Addressing Haskell BLAS Performance Issues

Last month Anatoly Yakovenko started a thread on haskell-cafe about the Haskell blas bindings being much slower than using raw C. I was in Denver at the time on a drive across the United States, so I didn’t participate in much of the conversation. The conclusion seemed to be that the bindings were about thirty times slower than C. Ouch.

Here is a C program that computes ten million dot product between two vectors of doubles:

#include <cblas.h>
#include <stdlib.h>

int main() 
{
   int size  = 10;
   int times = 10*1000*1000;
   int i = 0;

   double *x = malloc( size*sizeof( double ) );
   double *y = malloc( size*sizeof( double ) );

   for( i = 0; i < times; ++i ) 
   {
      cblas_ddot( size, x, 1, y, 1 );
   }

   free( x );
   free( y );
   
   return 0;
}

There is no overhead for initializing the vector– just for allocating and freeing it. The equivalent Haskell program, using mutable vectors, is:

module Main where

import Control.Monad
import Data.Vector.Dense.IO

main = do
   let size  = 10
   let times = 10*1000*1000
   
   x <- newVector_ size :: IO (IOVector n Double)
   y <- newVector_ size 
   replicateM_ times $ x `getDot` y

The Haskell program also checks that the lengths of x and y match, but the overhead from this is only about a tenth of a second. There was some grumbling on haskell-cafe about the compiler annotations allowing the removal of the for loop, but this doesn’t seem to be happening for me when I compile with -O2.

The runtime from the C version is about 0.380 seconds, and from the Haskell version it is about 4.345 seconds. The discrepancy is 11.5 times worse instead of 30, but still bad. I claimed that the overhead does not grow with the size of the vector, and indeed this seems to be the case. When I increase the size to 1024, the C version runs in about 15.883 seconds and the Haskell version runs in about 19.900 seconds.

Depending on the size of vectors you’re dealing with the Haskell performance is either terrible or acceptable. Still, I wondered if I could do better.

The root of the inefficiency is the vector data type I used. In my last post I argued that it’s useful to make conjugating a vector be an O(1) operation. One way to do this is to store a boolean flag “isConj” that indicates whether or not the vector is conjugated. If so, the values stored in memory are the complex conjugates of the values in the vector. Another way to do this is to define the vector data type as

data DVector t n e =
       DV { fptr   :: !(ForeignPtr e)
          , offset :: !Int
          , len    :: !Int
          , stride :: !Int
          }
     | C !(DVector t n e)

In this representation, a vector of the form “DV f o l s” is a raw vector, and “C x” is the conjugate of the vector x. In the first version of the library, I went with the second representation. Originally, it was for aesthetic reasons, but now I’m not so sure of the relative pretty-ness of the two approaches. One thing Wren Ng Thorton pointed out to me is that with the two representations are not equivalent, since in the second you could have C(C(C(…C(DV(…))…))) as a legitamate value.

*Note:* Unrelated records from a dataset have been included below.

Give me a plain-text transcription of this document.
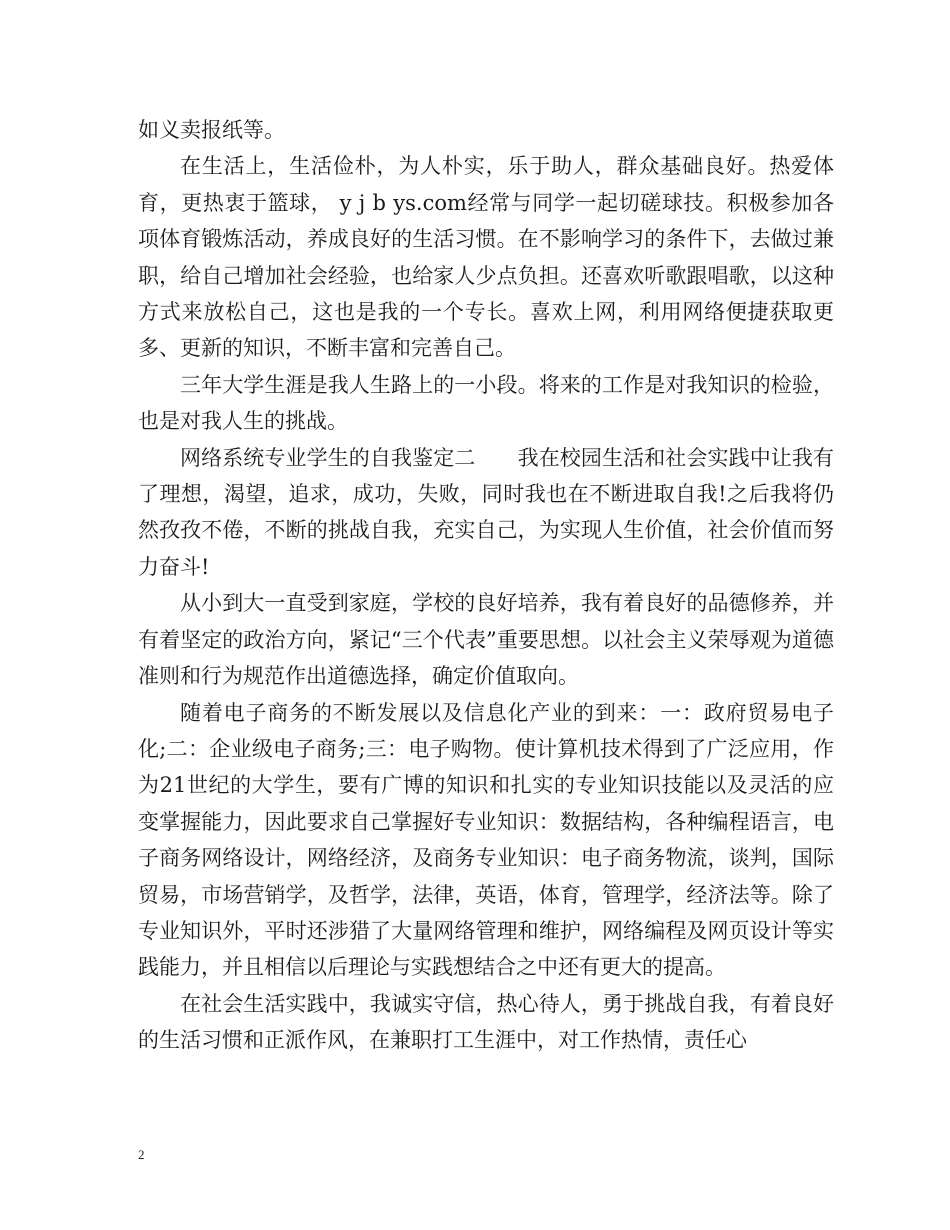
如义卖报纸等。

在生活上，生活俭朴，为人朴实，乐于助人，群众基础良好。热爱体育，更热衷于篮球， y j b ys.com经常与同学一起切磋球技。积极参加各项体育锻炼活动，养成良好的生活习惯。在不影响学习的条件下，去做过兼职，给自己增加社会经验，也给家人少点负担。还喜欢听歌跟唱歌，以这种方式来放松自己，这也是我的一个专长。喜欢上网，利用网络便捷获取更多、更新的知识，不断丰富和完善自己。

三年大学生涯是我人生路上的一小段。将来的工作是对我知识的检验，也是对我人生的挑战。

网络系统专业学生的自我鉴定二　　我在校园生活和社会实践中让我有了理想，渴望，追求，成功，失败，同时我也在不断进取自我!之后我将仍然孜孜不倦，不断的挑战自我，充实自己，为实现人生价值，社会价值而努力奋斗!

从小到大一直受到家庭，学校的良好培养，我有着良好的品德修养，并有着坚定的政治方向，紧记“三个代表”重要思想。以社会主义荣辱观为道德准则和行为规范作出道德选择，确定价值取向。

随着电子商务的不断发展以及信息化产业的到来：一：政府贸易电子化;二：企业级电子商务;三：电子购物。使计算机技术得到了广泛应用，作为21世纪的大学生，要有广博的知识和扎实的专业知识技能以及灵活的应变掌握能力，因此要求自己掌握好专业知识：数据结构，各种编程语言，电子商务网络设计，网络经济，及商务专业知识：电子商务物流，谈判，国际贸易，市场营销学，及哲学，法律，英语，体育，管理学，经济法等。除了专业知识外，平时还涉猎了大量网络管理和维护，网络编程及网页设计等实践能力，并且相信以后理论与实践想结合之中还有更大的提高。

在社会生活实践中，我诚实守信，热心待人，勇于挑战自我，有着良好的生活习惯和正派作风，在兼职打工生涯中，对工作热情，责任心

2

When you take performance considerations into account, a boolean flag is a clear winner over an algebraic data type. When I switched to the first representation and re-ran the benchmarks, I got 1.264 seconds for vectors of size 10 and 16.839 seconds for vectors of size 1024. The comparison I’ve done between the two data representation isn’t perfect, because in the boolean flag code I also incorporated some unboxing and inlining changes suggested by Don Stewart. Still, the biggest performance gains came from the data types.

When you remove the length checking (by using unsafeGetDot instead of getDot), the times for the update Haskell benchmarks are 1.095 seconds and 16.682 seconds. So, for ten million dot products, there is an overhead of about 0.6 seconds for using Haskell instead of C, regardless of the vector size. This is pretty good.

The next release of the bindings will incorporate these changes. Thanks go to everyone on haskell-cafe for their help, especially Anatoly for pointing out the problem.